210º - Se essa mulher morre, se deverá matar o filho dele.

Esse princípio também esteve presente em vários outros escritos, sobretudo o velho testamento da bíblia[38] “Mas, se houver dano grave, então, darás vida por vida, olho por olho, dente por dente, mão por mão, pé por pé, queimadura por queimadura, ferimento por ferimento, golpe por golpe”. (Êx 21.23-25).

A China foi um país em que mais se imperou a vingança privada, pois conforme o sábio Confúcio[39] estabelecia que “Não vivas sob o mesmo céu com o assassino do teu pai; se o encontrares na feira ou na reunião, não percas tempo em voltar e buscar armas”.

A lei de talião indica uma certa proporcionalidade que deve haver entre o crime e a sua devida punição.  Apesar de já mencionado nos tópicos anteriores, vale a pena ressaltar o zelo pelo estrito cumprimento dessa equivalência, analisável no momento que o pai de Tonho diz que ele deve matar apenas aquele que assassinou o seu irmão. Esse cuidado também é preservado pelos Ferreiras, no momento em que avô diz ao neto que sua família deve cobrar unicamente o sangue perdido e não ultrapassar esse direito.

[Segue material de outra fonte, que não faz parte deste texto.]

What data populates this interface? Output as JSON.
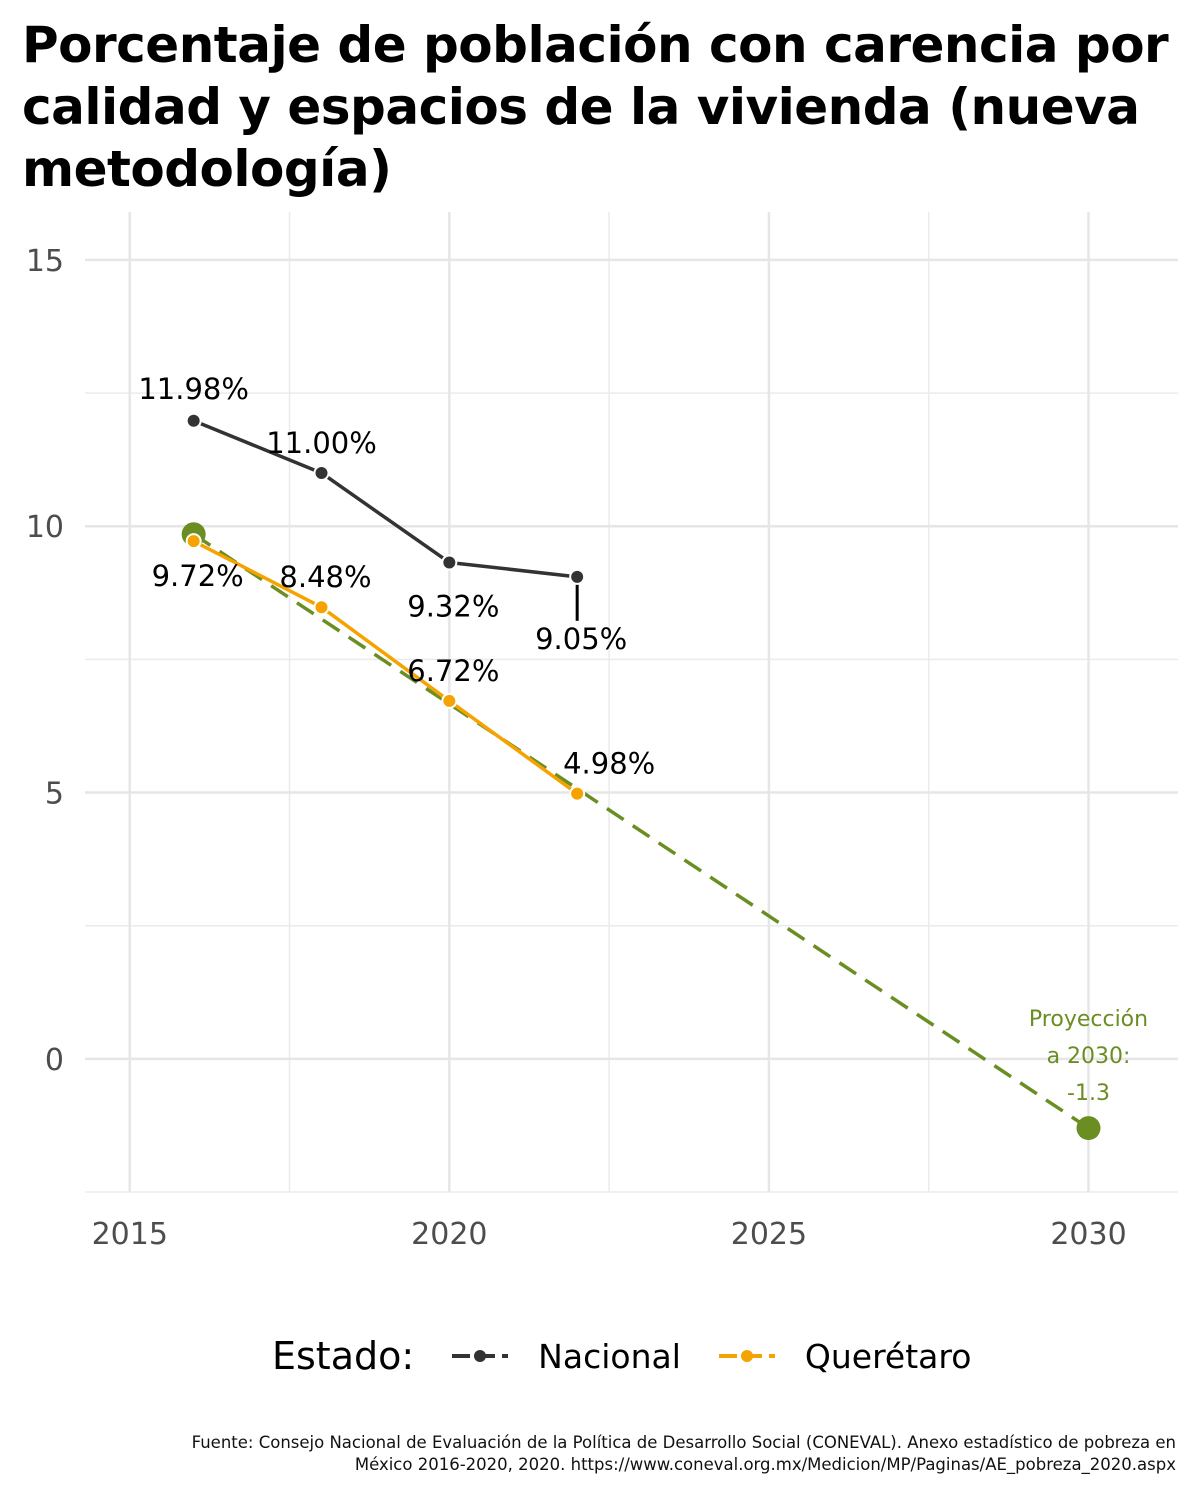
{
  "chart_data": {
    "type": "line",
    "title": "Porcentaje de población con carencia por calidad y espacios de la vivienda (nueva metodología)",
    "xlabel": "",
    "ylabel": "",
    "xlim": [
      2014.3,
      2031.4
    ],
    "ylim": [
      -2.5,
      15.9
    ],
    "x_ticks": [
      2015,
      2020,
      2025,
      2030
    ],
    "y_ticks": [
      0,
      5,
      10,
      15
    ],
    "grid": true,
    "legend_position": "bottom",
    "legend_title": "Estado:",
    "series": [
      {
        "name": "Nacional",
        "color": "#333333",
        "x": [
          2016,
          2018,
          2020,
          2022
        ],
        "y": [
          11.98,
          11.0,
          9.32,
          9.05
        ],
        "labels": [
          "11.98%",
          "11.00%",
          "9.32%",
          "9.05%"
        ]
      },
      {
        "name": "Querétaro",
        "color": "#F5A300",
        "x": [
          2016,
          2018,
          2020,
          2022
        ],
        "y": [
          9.72,
          8.48,
          6.72,
          4.98
        ],
        "labels": [
          "9.72%",
          "8.48%",
          "6.72%",
          "4.98%"
        ]
      }
    ],
    "projection": {
      "color": "#6B8E23",
      "x": [
        2016,
        2030
      ],
      "y": [
        9.85,
        -1.3
      ],
      "label_lines": [
        "Proyección",
        "a 2030:",
        "-1.3"
      ]
    },
    "source_lines": [
      "Fuente: Consejo Nacional de Evaluación de la Política de Desarrollo Social (CONEVAL). Anexo estadístico de pobreza en",
      "México 2016-2020, 2020. https://www.coneval.org.mx/Medicion/MP/Paginas/AE_pobreza_2020.aspx"
    ]
  }
}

É o olho de um, pelo olho de outro, como observa Pacu. O menino é o primeiro a notar a ilógica de um sistema de conflito que apenas causa a autodestruição, questionando assim em várias oportunidades a autoridade do pai e tentando mostrar ao seu irmão as mazelas resultantes da vingança privada. O garoto cita uma frase atribuída ao indiano Mahatma Gandhi “Olho por olho e o mundo ficará cego”[40] para demonstrar a fragilidade e o perigo desse método de resolução dos conflitos. A autotutela não garante necessariamente a justiça e sim apenas a prevalência o interesse do mais forte ou astuto sobre o mais fraco.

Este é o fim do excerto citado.